Passend dazu geben sich denn auch viele Analysten zurückhaltend, wenn sie nach den Marktchancen für das T-Mobile G1 mit Google-Betriebssystem gefragt werden: Forrester etwa geht davon aus, dass sich das Gerät in den ersten drei Monaten weniger als 500’000 Mal verkaufen wird (zum Vergleich: Das iPhone 3G schaffte die Millionengrenze in drei Tagen). Zwar kostet das Google-Handy einen Bruchteil dessen, was für vergleichbare Smartphones berappt werden muss. Aber wie der IDC-Marktforscher Shiv Bakhshi gegenüber Bloomberg erklärte, dürften dem Google-Telefon der Kult und seine Anhänger fehlen. Er bezweifle stark, dass irgendeine Firma ein ähnlich grosses Tamtam wie Apple veranstalten könne.
Wohl vor allem Google nicht. Die Sache hat nämlich noch einen anderen Aspekt: Googles unstillbaren Informationshunger. Schon heute indexiert Google alles, was dem Suchroboter in die Klauen kommt. Mit dem Daten-sammelnden Chrome-Browser ist man gerade intensiv dabei, sich bei Datenschützern und vielen Anwendern unbeliebt zu machen.
Und jetzt ein Smartphone! Das ermöglicht doch ganz neue Möglichkeiten: Surf- und Download-Gewohnheiten, die Indexierung von versandten und empfangenen Mails, von bearbeiteten Dokumenten – nichts neues, aber doch paradiesisch. Und erst die Gespräche! Die bräuchte man ja noch nicht mal im Original mitzuschneiden, einige clever gewählte Schlüsselworte reichen durchaus. Und das Schönste daran: Die eindeutige Identifikation des Users muss Google nicht mal ins Handy schmuggeln, die ist über SIM-Karte und Nummer bereits integriert.

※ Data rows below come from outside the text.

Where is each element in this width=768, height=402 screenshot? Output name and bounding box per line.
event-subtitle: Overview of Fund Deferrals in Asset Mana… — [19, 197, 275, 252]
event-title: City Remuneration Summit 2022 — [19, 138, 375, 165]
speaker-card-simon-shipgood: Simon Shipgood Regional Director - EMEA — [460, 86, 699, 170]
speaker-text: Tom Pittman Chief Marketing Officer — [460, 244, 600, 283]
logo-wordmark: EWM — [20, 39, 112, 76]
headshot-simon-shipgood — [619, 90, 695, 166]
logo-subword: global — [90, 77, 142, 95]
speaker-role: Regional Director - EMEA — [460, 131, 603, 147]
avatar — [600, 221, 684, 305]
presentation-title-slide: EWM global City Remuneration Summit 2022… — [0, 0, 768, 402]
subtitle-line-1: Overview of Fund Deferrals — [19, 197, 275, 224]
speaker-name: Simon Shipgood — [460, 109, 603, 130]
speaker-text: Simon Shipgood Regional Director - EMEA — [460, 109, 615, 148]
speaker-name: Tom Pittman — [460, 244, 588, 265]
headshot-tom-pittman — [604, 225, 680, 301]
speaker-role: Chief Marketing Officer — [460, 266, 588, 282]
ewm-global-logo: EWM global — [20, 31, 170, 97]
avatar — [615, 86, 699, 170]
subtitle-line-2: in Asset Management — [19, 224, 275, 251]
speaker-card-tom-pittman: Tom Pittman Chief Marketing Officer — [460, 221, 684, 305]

Sicher ein verrücktes Szenario, aber so abwegig möglicherweise doch nicht: So ist etwa eine Synchronisation mit dem Desktop-PC explizit nicht vorgesehen. Wer synchronisieren will, muss dies über Googles Web-Applikationen, Google Mail etc. tun. Getreu dem Google-Credo: Daten gehören ins Netz. Programme auch. Und als «Betriebssystem» reicht ein Browser – egal, ob der nun auf dem Handy oder auf dem PC läuft.